Dr. Phan, vice president of oncology clinical development at Gilead, took a moment to walk us through some of the new innovations in breast cancer and the work underway at Gilead Oncology, where the vision is to help bring more life to people with cancer.
What is the focus of Gilead’s breast cancer development program?
Dr. Phan: We’re focused on addressing the biggest gaps in treatment, which includes developing therapies for several types of breast cancer. Our development program is designed to understand where our therapies are showing efficacy, and then to move into earlier lines and stages with the potential for curative intent.

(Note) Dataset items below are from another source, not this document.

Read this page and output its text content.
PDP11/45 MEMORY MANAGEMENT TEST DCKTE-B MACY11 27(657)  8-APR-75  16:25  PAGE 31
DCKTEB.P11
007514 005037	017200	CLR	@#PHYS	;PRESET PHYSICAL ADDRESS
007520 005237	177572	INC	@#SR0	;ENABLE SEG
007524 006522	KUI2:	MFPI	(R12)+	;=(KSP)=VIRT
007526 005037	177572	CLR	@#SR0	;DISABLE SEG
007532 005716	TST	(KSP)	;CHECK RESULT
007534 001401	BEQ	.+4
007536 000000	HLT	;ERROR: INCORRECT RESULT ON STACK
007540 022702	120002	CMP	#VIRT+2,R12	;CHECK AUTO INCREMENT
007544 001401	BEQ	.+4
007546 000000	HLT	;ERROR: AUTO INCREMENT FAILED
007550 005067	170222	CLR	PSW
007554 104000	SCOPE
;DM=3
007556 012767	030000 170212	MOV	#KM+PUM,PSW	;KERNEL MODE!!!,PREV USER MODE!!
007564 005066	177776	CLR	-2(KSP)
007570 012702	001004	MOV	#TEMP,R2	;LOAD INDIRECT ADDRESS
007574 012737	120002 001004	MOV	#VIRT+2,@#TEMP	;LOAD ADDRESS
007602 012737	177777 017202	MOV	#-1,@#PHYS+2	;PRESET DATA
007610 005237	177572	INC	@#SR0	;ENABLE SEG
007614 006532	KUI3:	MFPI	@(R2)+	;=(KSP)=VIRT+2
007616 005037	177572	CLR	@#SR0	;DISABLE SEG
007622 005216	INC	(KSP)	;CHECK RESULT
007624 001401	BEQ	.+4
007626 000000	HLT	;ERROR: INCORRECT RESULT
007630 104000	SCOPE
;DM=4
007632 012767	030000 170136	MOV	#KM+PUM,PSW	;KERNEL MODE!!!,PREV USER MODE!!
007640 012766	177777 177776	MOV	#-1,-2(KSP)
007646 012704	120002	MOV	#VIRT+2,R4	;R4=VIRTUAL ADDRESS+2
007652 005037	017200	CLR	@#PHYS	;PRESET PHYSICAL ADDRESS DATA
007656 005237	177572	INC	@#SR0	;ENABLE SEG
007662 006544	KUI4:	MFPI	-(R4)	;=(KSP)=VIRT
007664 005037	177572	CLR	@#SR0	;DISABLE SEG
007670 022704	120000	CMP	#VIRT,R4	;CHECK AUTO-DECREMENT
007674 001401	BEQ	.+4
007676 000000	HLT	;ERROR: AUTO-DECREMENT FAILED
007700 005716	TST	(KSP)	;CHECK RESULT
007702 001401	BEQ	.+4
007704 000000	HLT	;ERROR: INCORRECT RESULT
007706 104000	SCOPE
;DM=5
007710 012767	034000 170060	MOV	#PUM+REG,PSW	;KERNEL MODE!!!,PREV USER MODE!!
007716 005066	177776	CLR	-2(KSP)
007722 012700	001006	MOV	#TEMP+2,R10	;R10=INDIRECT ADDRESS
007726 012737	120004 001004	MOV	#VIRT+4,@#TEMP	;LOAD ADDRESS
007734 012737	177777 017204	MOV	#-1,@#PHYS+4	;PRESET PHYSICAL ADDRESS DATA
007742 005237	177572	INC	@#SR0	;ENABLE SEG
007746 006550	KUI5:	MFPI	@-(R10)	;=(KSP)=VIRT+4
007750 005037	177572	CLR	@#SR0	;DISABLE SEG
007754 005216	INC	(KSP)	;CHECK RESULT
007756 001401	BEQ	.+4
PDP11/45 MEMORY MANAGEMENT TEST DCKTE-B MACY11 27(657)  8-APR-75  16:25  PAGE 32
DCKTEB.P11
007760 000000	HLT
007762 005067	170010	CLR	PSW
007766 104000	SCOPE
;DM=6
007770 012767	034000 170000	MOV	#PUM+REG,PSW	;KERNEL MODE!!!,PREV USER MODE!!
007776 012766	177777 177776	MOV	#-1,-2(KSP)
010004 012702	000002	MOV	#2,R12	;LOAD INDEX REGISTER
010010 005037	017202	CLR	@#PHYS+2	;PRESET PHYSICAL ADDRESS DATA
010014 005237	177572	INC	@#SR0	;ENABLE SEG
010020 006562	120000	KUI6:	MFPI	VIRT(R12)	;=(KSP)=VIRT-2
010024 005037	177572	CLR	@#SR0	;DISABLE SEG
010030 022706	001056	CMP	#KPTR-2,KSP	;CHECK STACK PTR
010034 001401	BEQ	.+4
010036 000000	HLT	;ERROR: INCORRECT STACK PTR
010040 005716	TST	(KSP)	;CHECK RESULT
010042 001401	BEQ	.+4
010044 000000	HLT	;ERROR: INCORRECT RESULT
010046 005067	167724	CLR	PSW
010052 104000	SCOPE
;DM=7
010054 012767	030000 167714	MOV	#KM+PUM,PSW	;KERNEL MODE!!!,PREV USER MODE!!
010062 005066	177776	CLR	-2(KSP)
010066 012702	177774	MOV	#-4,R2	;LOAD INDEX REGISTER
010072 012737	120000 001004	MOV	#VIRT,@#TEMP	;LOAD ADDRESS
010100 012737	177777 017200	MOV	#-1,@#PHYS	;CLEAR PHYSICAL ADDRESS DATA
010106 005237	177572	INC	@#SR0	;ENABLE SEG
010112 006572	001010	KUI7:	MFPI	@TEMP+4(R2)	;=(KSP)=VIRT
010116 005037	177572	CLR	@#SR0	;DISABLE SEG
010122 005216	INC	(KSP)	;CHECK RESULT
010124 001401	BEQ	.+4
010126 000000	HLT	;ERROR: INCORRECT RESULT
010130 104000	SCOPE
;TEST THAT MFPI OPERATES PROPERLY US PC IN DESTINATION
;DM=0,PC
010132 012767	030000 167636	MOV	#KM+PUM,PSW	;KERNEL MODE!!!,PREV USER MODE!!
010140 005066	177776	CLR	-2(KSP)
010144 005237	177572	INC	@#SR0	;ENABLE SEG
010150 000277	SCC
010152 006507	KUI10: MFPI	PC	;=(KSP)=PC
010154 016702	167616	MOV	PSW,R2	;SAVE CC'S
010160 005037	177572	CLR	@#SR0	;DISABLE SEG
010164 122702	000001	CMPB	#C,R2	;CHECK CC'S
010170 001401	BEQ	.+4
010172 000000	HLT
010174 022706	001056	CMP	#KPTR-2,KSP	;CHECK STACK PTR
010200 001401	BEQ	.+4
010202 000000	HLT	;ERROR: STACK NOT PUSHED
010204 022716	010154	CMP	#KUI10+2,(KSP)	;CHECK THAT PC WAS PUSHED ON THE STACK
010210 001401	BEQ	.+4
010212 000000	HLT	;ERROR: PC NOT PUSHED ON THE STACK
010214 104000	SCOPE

Treatment options are expanding, such as antibody-drug conjugates (ADCs) that can deliver tumor-destroying compounds directly to cells. ADCs are maturing and improving, allowing for use against a broader array of tumor types.
At Gilead, we initially focused on metastatic triple-negative breast cancer, an extremely aggressive type of cancer, and we’re also working to provide options for people living with pre-treated HR+/HER2- metastatic breast cancer — another difficult-to-treat type of breast cancer.
What is the outlook for people living with HR+/HER2- breast cancer?
Dr. Phan: HR+/HER2- breast cancer accounts for approximately 70% of all diagnoses, meaning that about 1.5 million people are diagnosed worldwide each year.
About one-third of people who are diagnosed go on to develop metastatic disease. Metastatic HR+/HER2- breast cancer has a disappointing 5-year survival rate of around 30%, making it critical that new options are developed for people with this disease — especially for older women and for Black women, who have a particularly poor prognosis.
Once a person with metastatic HR+/HER2- breast cancer progresses on endocrine-based therapies, which most will, they have traditionally been left with only chemotherapy as an option. At this point, median survival is only approximately one year, and this decreases with each subsequent line of therapy. Treatment changes from endocrine-based therapies to chemotherapy, in addition to cycling chemotherapies is also associated with declining quality of life, which has a substantial impact later in therapy. We need to meet the needs of these patients with more effective treatment options.
Why are options other than chemotherapy so important?
Dr. Phan: I’ve learned through my clinical experience that people with metastatic HR+/HER2- breast cancer prioritize quality of life. They want to avoid the side effects and other treatment stresses of chemotherapy for as long as possible. As physicians consider treatment options, we need to think about the side effect profile balanced with efficacy and quality of life.
I’m hopeful as more treatment options become available, such as ADCs, we can help stop tumor growth with fewer side effects for patients as compared to traditional chemotherapy.
What does the future of cancer therapies overall look like at Gilead?
Dr. Phan: It’s an exciting time here, as we have more than 50 active or planned cancer clinical trials, including many in breast cancer, for 2023. We’ve gained six new indications for our cancer therapies in the last two years, and we anticipate adding 10 additional indications by 2026.
I came to Gilead because I understood the need to bring more options to patients and saw promise in what the company was building. I truly believe that our therapies have the potential to help transform care and improve quality of life measures for people living with many different types of cancer. I’m excited for the opportunity to do my part to improve care for people with cancer, including metastatic HR+/HER2- disease.